We have discrete cnWave networks (preparing for our 3rd currently). They are each running the onboard E2E controller. We are considering transitioning to the External E2E controller, although I’m not thrilled about the mesh licensing that I read about previously.

If using an External E2E controller, is there any reason to have to run separate External E2E controllers for each completely separate network; or is there any reason to consolidate separate networks into a single External E2E controller?

Thank you, Chris

Chris,
From my experience, you don’t have to run separate external E2E controllers as long as you can reach the E2E from each POP @ IPv6. Every network will have 1 or more POP’s, and they need to reach the E2E to come online. The major difference between the on-board E2E to ext E2E is that you need to bring the ext E2E into cnMaestro first, then configure the POP to reach the E2E, which will update cnMaestro. As you add DN’s and CN’s, the preferred method is from cnMaestro only.
When networks are whole communities (30 or more DN’s + CN’s for example), I’m recommending an E2E for each major market area for ease of administration.
Hope this helps,
Dave Clelland.

I’m planning our first deployments and had similar questions. The external E2E controller supports up to 500 nodes. So if you’re different networks aren’t going to be that big, I don’t see a reason to have multiple external controllers.

Good news is I was told by Cambium RTM that cnMaestroX is not required to support mesh. They backed off from original plans.

This is my thinking as well.
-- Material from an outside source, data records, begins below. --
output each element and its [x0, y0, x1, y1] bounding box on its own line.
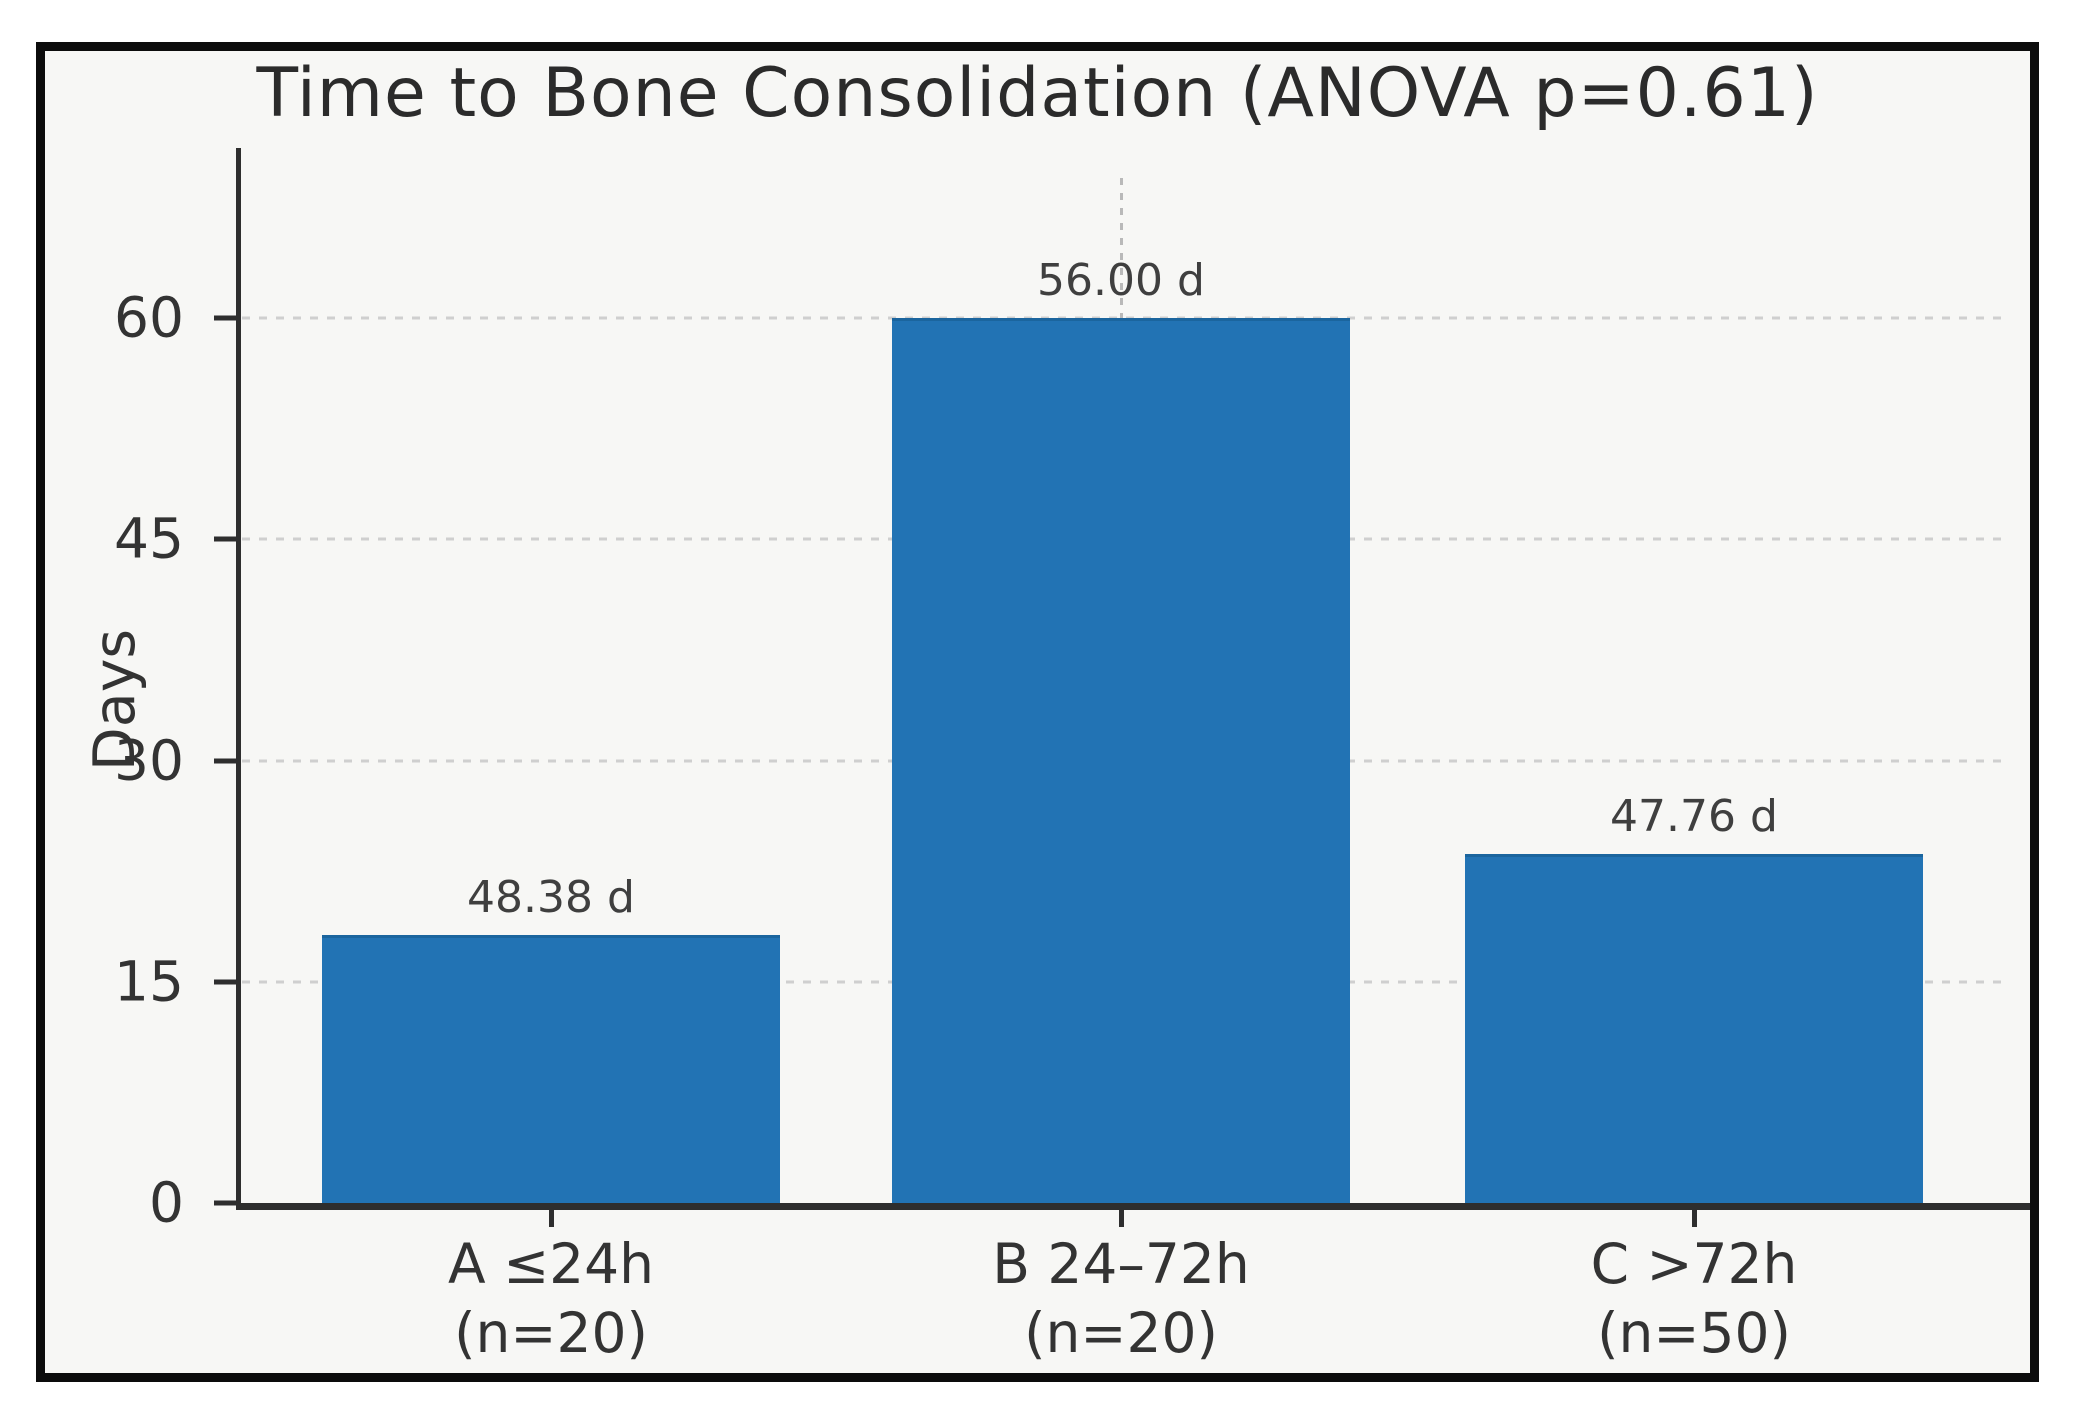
- chart-title: Time to Bone Consolidation (ANOVA p=0.61…: [256, 54, 1819, 133]
- y-tick-label-60: 60: [114, 285, 184, 350]
- category-n: (n=20): [1024, 1300, 1218, 1365]
- x-tick-mark-b: [1119, 1207, 1124, 1227]
- y-tick-mark: [214, 758, 240, 764]
- category-label: C >72h: [1590, 1232, 1798, 1296]
- x-tick-mark-c: [1692, 1207, 1697, 1227]
- y-tick-label-30: 30: [114, 728, 184, 793]
- bar-value-label-c: 47.76 d: [1610, 790, 1778, 842]
- category-n: (n=50): [1597, 1300, 1791, 1365]
- x-tick-label-group-b: B 24–72h (n=20): [892, 1230, 1350, 1368]
- y-tick-label-0: 0: [149, 1170, 184, 1235]
- bar-slot-c: 47.76 d: [1465, 128, 1923, 1203]
- bar-slot-a: 48.38 d: [322, 128, 780, 1203]
- x-tick-mark-a: [549, 1207, 554, 1227]
- plot-area: 48.38 d 56.00 d 47.76 d: [236, 128, 2030, 1210]
- y-tick-label-15: 15: [114, 949, 184, 1014]
- category-label: B 24–72h: [992, 1232, 1250, 1296]
- x-axis-spine: [236, 1203, 2030, 1210]
- bar-slot-b: 56.00 d: [892, 128, 1350, 1203]
- y-axis-spine: [236, 148, 241, 1210]
- y-tick-mark: [214, 315, 240, 321]
- bar-group-b: [892, 318, 1350, 1203]
- y-tick-label-45: 45: [114, 506, 184, 571]
- bar-value-label-a: 48.38 d: [467, 871, 635, 923]
- y-axis: 0 15 30 45 60: [0, 128, 240, 1230]
- category-label: A ≤24h: [447, 1232, 655, 1296]
- category-n: (n=20): [454, 1300, 648, 1365]
- y-tick-mark: [214, 1200, 240, 1206]
- artifact-dashed-line: [1120, 178, 1123, 319]
- bar-group-c: [1465, 853, 1923, 1203]
- x-tick-label-group-c: C >72h (n=50): [1465, 1230, 1923, 1368]
- x-tick-label-group-a: A ≤24h (n=20): [322, 1230, 780, 1368]
- y-tick-mark: [214, 979, 240, 985]
- y-tick-mark: [214, 536, 240, 542]
- bar-group-a: [322, 934, 780, 1203]
- bar-value-label-b: 56.00 d: [1037, 255, 1205, 307]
I’m wondering if there is a specific benefit to separating controllers - or a specific benefit to consolidating them.

I suppose another question would be: can you divide up a controller in the future in a straight-forward way?

I was under this impression - but I thought they still had a license for “mesh” for the hosted E2E controller. Do you happen to know if that is lifted now as well?

Dave,

Do they just need routed IPv6 connectivity to the controller - or L2 connectivity for direct IPv6 to the controller? I thought t was the latter.

How do you feel about small sites? I’m thinking about tunneling a handful of small sites to one E2E controller so they can benefit from the hosted features while not needing an additional VM to manage.

Thank you, Chris

I’m not sure about the E2E controller. I will be speaking to them tomorrow and will ask.

There is no charge for the on-prem E2E controller and no license for mesh. Also, no plan for Cambium hosted E2E. There will be some future network optimization features that will likely have some license costs.

This is good news. I was balancing onboard vs external controller conceptually since I didn’t want to pay for mesh. Now I can just run external anywhere. I’m not concerned about a Cambium hosted E2E, it seems like something you really do want on your own network anyhow.

This is disappointing. I don’t want to wonder if planned features will be for pay or not. I’m buying into the platform, and will continue to buy in and expand it as long as it is well maintained and has new features to maintain and improve function. This equipment is already quite expensive, if anything, I envisioning the pricing will come down, not be increased with license keys and such.

Also, I’m convincing customers to buy into the platform, I don’t want to later have to tell them the new features have an additional cost.